I alluded to this idea months back, but Telly didn’t like it, so I dropped it (whenever possible I like to do what Mike or Telly tell me). Recently its come up with a couple of friends, so I felt it was worth revisiting.
A friend is planning to move to another area, but she has a rent controlled apartment that she rents for $100-$150 below market price. One thing I suggested she consider is hanging on to the apartment and subletting it to someone for closer to market rent. This would let her keep the place (in case she comes back to the area) and make a little cash at the same time. EDIT: A COMMENTER POINTED OUT TO ME THAT THIS IS ILLEGAL IN ONTARIO (look under section 3a) – Its probably worth checking your local laws before doing this.
Another friend rents a professional office but only uses it 4 days a week. As part of her lease, she’s allowed to sublet days. Renting out 3 days from the office would almost pay the monthly rent.
These aren’t really arbitrage situations, since they aren’t risk-free. They ARE situations where you can increase your risk a bit (if anything happens with the subtenant you’re going to be in the middle of it) in exchange for some cold hard cash each month. The nicest thing about the situation is that your income and expense are very clear (and as long as you’re able to promptly get a tenant and they don’t cause you any problems, its cash flow positive).
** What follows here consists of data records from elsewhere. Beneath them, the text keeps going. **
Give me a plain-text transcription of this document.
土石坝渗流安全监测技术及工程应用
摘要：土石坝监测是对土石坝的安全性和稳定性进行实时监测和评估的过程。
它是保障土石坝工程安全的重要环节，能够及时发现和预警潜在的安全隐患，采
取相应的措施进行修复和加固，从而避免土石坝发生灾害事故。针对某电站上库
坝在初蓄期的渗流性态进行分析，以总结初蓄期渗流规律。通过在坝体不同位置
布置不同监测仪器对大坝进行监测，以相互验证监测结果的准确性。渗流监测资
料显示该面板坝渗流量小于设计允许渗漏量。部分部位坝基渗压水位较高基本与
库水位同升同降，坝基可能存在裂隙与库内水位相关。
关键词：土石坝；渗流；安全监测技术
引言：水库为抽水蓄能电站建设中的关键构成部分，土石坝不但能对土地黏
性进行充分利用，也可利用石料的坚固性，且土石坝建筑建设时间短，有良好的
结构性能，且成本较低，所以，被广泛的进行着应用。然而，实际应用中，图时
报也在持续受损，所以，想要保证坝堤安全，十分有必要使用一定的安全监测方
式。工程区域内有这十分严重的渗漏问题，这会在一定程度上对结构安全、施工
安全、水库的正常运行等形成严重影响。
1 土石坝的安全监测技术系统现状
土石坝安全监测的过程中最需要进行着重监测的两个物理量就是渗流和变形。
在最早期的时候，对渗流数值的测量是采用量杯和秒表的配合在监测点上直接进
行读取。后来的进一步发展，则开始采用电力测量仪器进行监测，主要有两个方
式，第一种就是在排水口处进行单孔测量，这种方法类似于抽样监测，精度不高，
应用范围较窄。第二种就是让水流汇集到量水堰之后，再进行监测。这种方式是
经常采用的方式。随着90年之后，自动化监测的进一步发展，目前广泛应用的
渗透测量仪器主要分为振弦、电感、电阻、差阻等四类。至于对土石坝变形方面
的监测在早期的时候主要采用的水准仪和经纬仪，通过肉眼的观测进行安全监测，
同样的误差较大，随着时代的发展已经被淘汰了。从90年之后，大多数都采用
In one sense, you’re buying living (or working) space in bulk and reselling it.
I’ve toyed with the idea of renting a 3 bedroom apartment in Waterloo, taking the smallest room and renting out the other two individually. If you get $450 / room and could rent a 3 bedroom apartment for $1,150, you’d be living quite cheap ($250 / month for your share of the rent). Again, you’re in the middle of it when one of your roommates puts his head through the wall: Welcome to the life of a landlord!
Living with other people isn’t always a joy, but being the person on the lease would give you total control over WHO you were living with.